Point spreads add another dimension to odds calculations. If Team A is -7.5 at -110 odds, they must win by 8 or more points for your bet to pay out.

For a $110 bet at -110 odds:

  • Profit = $110 ÷ 1.10 = $100
  • Total return = $110 + $100 = $210

Over/Under (Totals) Betting

Over/Under betting involves wagering on whether the combined score will exceed or fall short of a specified total.

If the Over/Under is set at 48.5 points with -110 odds on both sides, a $100 bet would win $90.91 in profit, regardless of whether you bet the Over or Under.

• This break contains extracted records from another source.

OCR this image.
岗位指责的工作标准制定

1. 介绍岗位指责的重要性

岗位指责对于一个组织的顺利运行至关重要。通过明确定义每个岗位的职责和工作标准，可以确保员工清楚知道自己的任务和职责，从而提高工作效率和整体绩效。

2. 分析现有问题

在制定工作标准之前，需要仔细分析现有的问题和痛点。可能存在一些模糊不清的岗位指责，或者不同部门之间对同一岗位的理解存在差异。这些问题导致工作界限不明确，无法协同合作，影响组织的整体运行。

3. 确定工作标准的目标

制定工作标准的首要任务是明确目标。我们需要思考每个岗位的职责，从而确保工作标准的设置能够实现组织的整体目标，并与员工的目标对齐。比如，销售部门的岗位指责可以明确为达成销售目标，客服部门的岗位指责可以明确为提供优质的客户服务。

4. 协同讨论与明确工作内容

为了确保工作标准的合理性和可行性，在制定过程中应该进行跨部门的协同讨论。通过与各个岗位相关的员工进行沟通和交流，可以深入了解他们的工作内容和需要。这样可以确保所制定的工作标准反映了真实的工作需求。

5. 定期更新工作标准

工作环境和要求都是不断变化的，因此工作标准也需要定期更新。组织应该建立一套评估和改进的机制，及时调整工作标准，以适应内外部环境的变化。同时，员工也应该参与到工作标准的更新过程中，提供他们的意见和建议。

Converting Between Odds Formats

Being able to convert between odds formats helps you compare offerings across international bookmakers.

American to Decimal

  • For positive American: Decimal = (American ÷ 100) + 1
  • For negative American: Decimal = (100 ÷ |American|) + 1

Examples:

  • +250 in decimal: (250 ÷ 100) + 1 = 2.5 + 1 = 3.50
  • -150 in decimal: (100 ÷ 150) + 1 = 0.667 + 1 = 1.667

Decimal to American

  • If decimal > 2.00: American = (Decimal – 1) × 100
  • If decimal < 2.00: American = -100 ÷ (Decimal – 1)

Examples:

  • 3.50 in American: (3.50 – 1) × 100 = 2.50 × 100 = +250
  • 1.667 in American: -100 ÷ (1.667 – 1) = -100 ÷ 0.667 = -150

Fractional to Decimal

  • Decimal = (Numerator ÷ Denominator) + 1

Example:

  • 5/1 in decimal: (5 ÷ 1) + 1 = 5 + 1 = 6.00
  • 6/4 in decimal: (6 ÷ 4) + 1 = 1.5 + 1 = 2.50

Final Thoughts

Armed with a thorough understanding of sports betting odds and payout calculations, you’re now equipped to approach the betting market with confidence. The ability to quickly convert between odds formats, calculate potential returns, recognize implied probabilities, and identify value gives you a significant edge over casual bettors.

Remember that successful sports betting isn’t about picking winners—it’s about finding value and making mathematically advantageous decisions over time. By mastering the concepts in this guide, you’ve taken a crucial step toward becoming a more sophisticated, profitable bettor.

Next time you see -150, +250, or 3.75 odds, you won’t just see numbers—you’ll see information, opportunity, and the precise mathematical relationship between risk and reward. This knowledge transforms your betting from hopeful guesses into strategic investments, dramatically increasing your chances of long-term success in the challenging yet potentially rewarding world of sports betting.